How much should a PFI care home cost? This study looks at where the money went on a £2.19m design-and-build contract for two day centres and sheltered housing for 50 elderly people in west London. Compiled by ECD Architects and Head Projects
The London Borough of Harrow sponsored a private finance initiative bid, incorporating a limited design competition for the 50-bed care home and two day centres. Under the deal, the council undertook to purchase 40 of the beds with full service over a 25-year period, transferring the risk for the rest to the PFI provider.
The PFI contract was awarded to Ealing Family Housing Association, which procured the building and took responsibility for running it.
The project is a new departure for the housing association, which has concentrated on general-needs housing financed by traditional funding methods. It subcontracted the provision of care to Fremantle Trust, which was not party to the PFI arrangement.
In order to be as sure as possible of delivery, Ealing Family Housing Association decided to appoint a consultancy team with a strong track record in healthcare buildings. A design-and-build contract was considered best suited to the strategy of transferring the risk of cost and time overruns to the contractor.
The brief agreed between the London Borough of Harrow Social Services Department and Ealing Family Housing Association was for a new care home housing 50 elderly residents, primarily on two floors, linked to two day centres, each for 25 people, and with some staff accommodation but no resident warden. The design had to comply with registration standards for care homes and the requirements of the council’s social services department. Dual registration as either a residential care home or a nursing home required full wheelchair access.
The design was developed in response to a restricted site – a backlands area surrounded by residential gardens and overlooked on each side. A physical model was used to explain the proposals to local residents and overlooking problems were resolved through the detailed design.
The scheme is a two-storey T-shaped block with an east-west main axis that allows most bedrooms to face south. On the ground floor are two “houses” of 10 bedrooms plus a day centre, with 30 more bedrooms and a smaller day centre on the first floor. The day centres on both floors are in the east wing.
The ground floor of the home is wrapped around a secluded garden to the south-west and is split into two houses at each end. Each house has its own living and dining rooms, which are located centrally to form the hub of the building and open on to the garden. The main entrance to the home affords a view through a communal sunroom and into the garden. A hairdressing room is provided at ground-floor level next to the sunroom.
The first floor of the home is arranged around a central, toplit circulation space. The day centre and one of the 10-bed units is for Asian residents. There is a roof terrace that provides shading to the ground floor and gives the upper-floor living rooms their own external space. The day centre has access to a garden terrace from the dining room to the rear.
Shallow monopitch roofs rise up to the south and west where the high ridges help to enclose the garden.
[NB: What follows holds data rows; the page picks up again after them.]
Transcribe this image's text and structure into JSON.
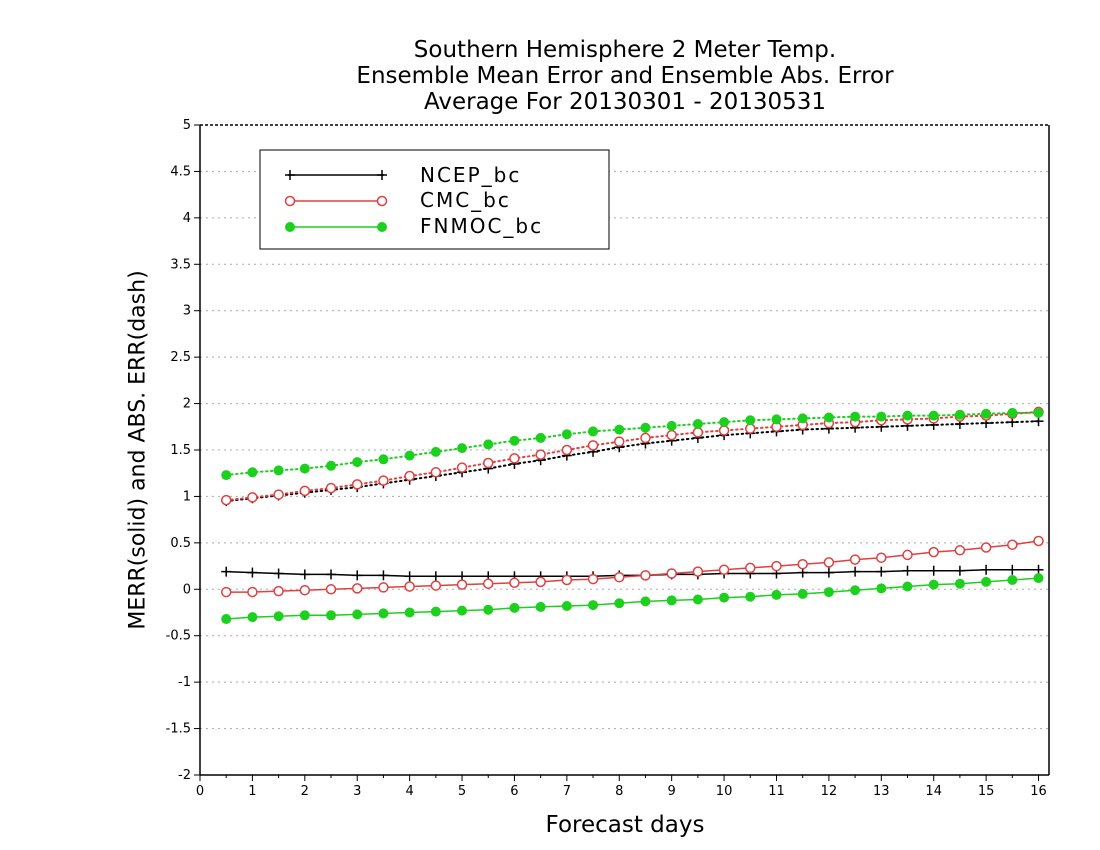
{
  "chart_data": {
    "type": "line",
    "title_lines": [
      "Southern Hemisphere 2 Meter Temp.",
      "Ensemble Mean Error and Ensemble Abs. Error",
      "Average For 20130301 - 20130531"
    ],
    "xlabel": "Forecast days",
    "ylabel": "MERR(solid) and ABS. ERR(dash)",
    "xlim": [
      0,
      16.2
    ],
    "ylim": [
      -2,
      5
    ],
    "xticks": [
      "0",
      "1",
      "2",
      "3",
      "4",
      "5",
      "6",
      "7",
      "8",
      "9",
      "10",
      "11",
      "12",
      "13",
      "14",
      "15",
      "16"
    ],
    "yticks": [
      "-2",
      "-1.5",
      "-1",
      "-0.5",
      "0",
      "0.5",
      "1",
      "1.5",
      "2",
      "2.5",
      "3",
      "3.5",
      "4",
      "4.5",
      "5"
    ],
    "grid": "horizontal dotted",
    "legend_position": "top-left",
    "x": [
      0.5,
      1,
      1.5,
      2,
      2.5,
      3,
      3.5,
      4,
      4.5,
      5,
      5.5,
      6,
      6.5,
      7,
      7.5,
      8,
      8.5,
      9,
      9.5,
      10,
      10.5,
      11,
      11.5,
      12,
      12.5,
      13,
      13.5,
      14,
      14.5,
      15,
      15.5,
      16
    ],
    "series": [
      {
        "name": "NCEP_bc",
        "color": "#000000",
        "marker": "plus",
        "merr": [
          0.19,
          0.18,
          0.17,
          0.16,
          0.16,
          0.15,
          0.15,
          0.14,
          0.14,
          0.14,
          0.14,
          0.14,
          0.14,
          0.14,
          0.14,
          0.15,
          0.15,
          0.16,
          0.16,
          0.17,
          0.17,
          0.17,
          0.18,
          0.18,
          0.19,
          0.19,
          0.2,
          0.2,
          0.2,
          0.21,
          0.21,
          0.21
        ],
        "abs_err": [
          0.95,
          0.98,
          1.01,
          1.04,
          1.07,
          1.1,
          1.14,
          1.18,
          1.22,
          1.26,
          1.3,
          1.35,
          1.39,
          1.44,
          1.48,
          1.53,
          1.57,
          1.6,
          1.63,
          1.66,
          1.68,
          1.7,
          1.72,
          1.73,
          1.74,
          1.75,
          1.76,
          1.77,
          1.78,
          1.79,
          1.8,
          1.81
        ]
      },
      {
        "name": "CMC_bc",
        "color": "#e04040",
        "marker": "open-circle",
        "merr": [
          -0.03,
          -0.03,
          -0.02,
          -0.01,
          0.0,
          0.01,
          0.02,
          0.03,
          0.04,
          0.05,
          0.06,
          0.07,
          0.08,
          0.1,
          0.11,
          0.13,
          0.15,
          0.17,
          0.19,
          0.21,
          0.23,
          0.25,
          0.27,
          0.29,
          0.32,
          0.34,
          0.37,
          0.4,
          0.42,
          0.45,
          0.48,
          0.52
        ],
        "abs_err": [
          0.96,
          0.99,
          1.02,
          1.06,
          1.09,
          1.13,
          1.17,
          1.22,
          1.26,
          1.31,
          1.36,
          1.41,
          1.45,
          1.5,
          1.55,
          1.59,
          1.63,
          1.66,
          1.69,
          1.71,
          1.73,
          1.75,
          1.77,
          1.79,
          1.8,
          1.82,
          1.83,
          1.84,
          1.86,
          1.87,
          1.89,
          1.91
        ]
      },
      {
        "name": "FNMOC_bc",
        "color": "#1ed01e",
        "marker": "filled-circle",
        "merr": [
          -0.32,
          -0.3,
          -0.29,
          -0.28,
          -0.28,
          -0.27,
          -0.26,
          -0.25,
          -0.24,
          -0.23,
          -0.22,
          -0.2,
          -0.19,
          -0.18,
          -0.17,
          -0.15,
          -0.13,
          -0.12,
          -0.11,
          -0.09,
          -0.08,
          -0.06,
          -0.05,
          -0.03,
          -0.01,
          0.01,
          0.03,
          0.05,
          0.06,
          0.08,
          0.1,
          0.12
        ],
        "abs_err": [
          1.23,
          1.26,
          1.28,
          1.3,
          1.33,
          1.37,
          1.4,
          1.44,
          1.48,
          1.52,
          1.56,
          1.6,
          1.63,
          1.67,
          1.7,
          1.72,
          1.74,
          1.76,
          1.78,
          1.8,
          1.82,
          1.83,
          1.84,
          1.85,
          1.86,
          1.86,
          1.87,
          1.87,
          1.88,
          1.89,
          1.9,
          1.9
        ]
      }
    ]
  }
}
The services core is situated between the day centre entrance and care home, with access set back from the main facade. This location minimises hard landscaping for vehicular access and maximises the gardens for the amenity of residents.
Caring for elderly people involves a sensitive approach to the special needs of people suffering from dementia and Alzheimer’s Disease. These have had an influence on the design and layout, particularly in enhancing circulation areas, sight lines for supervisory staff and security.
Midway through the design process, the Department of Health published Fit for the Future, a consultation paper on standards for residential and nursing homes for older people, which had a significant influence on the design, particularly in relation to space standards, wheelchair access and the specification of finishes.
The project cost parameters were set at the outset of the bid. Construction costs were benchmarked at £620/m2 for private sector comparable buildings, plus an allowance for site-specifics and agreed operational and specification enhancements to reflect contract delivery compliance.
The out-turn cost was £2 134 090, a rise of 5.7%, which was within the fluctuation margins identified at the outset. Most of the increase was a result of changes in the care provider’s desire to improve operational cost over the life of the building – mainly the upgrading of specifications for finishes and additional fixtures and fittings.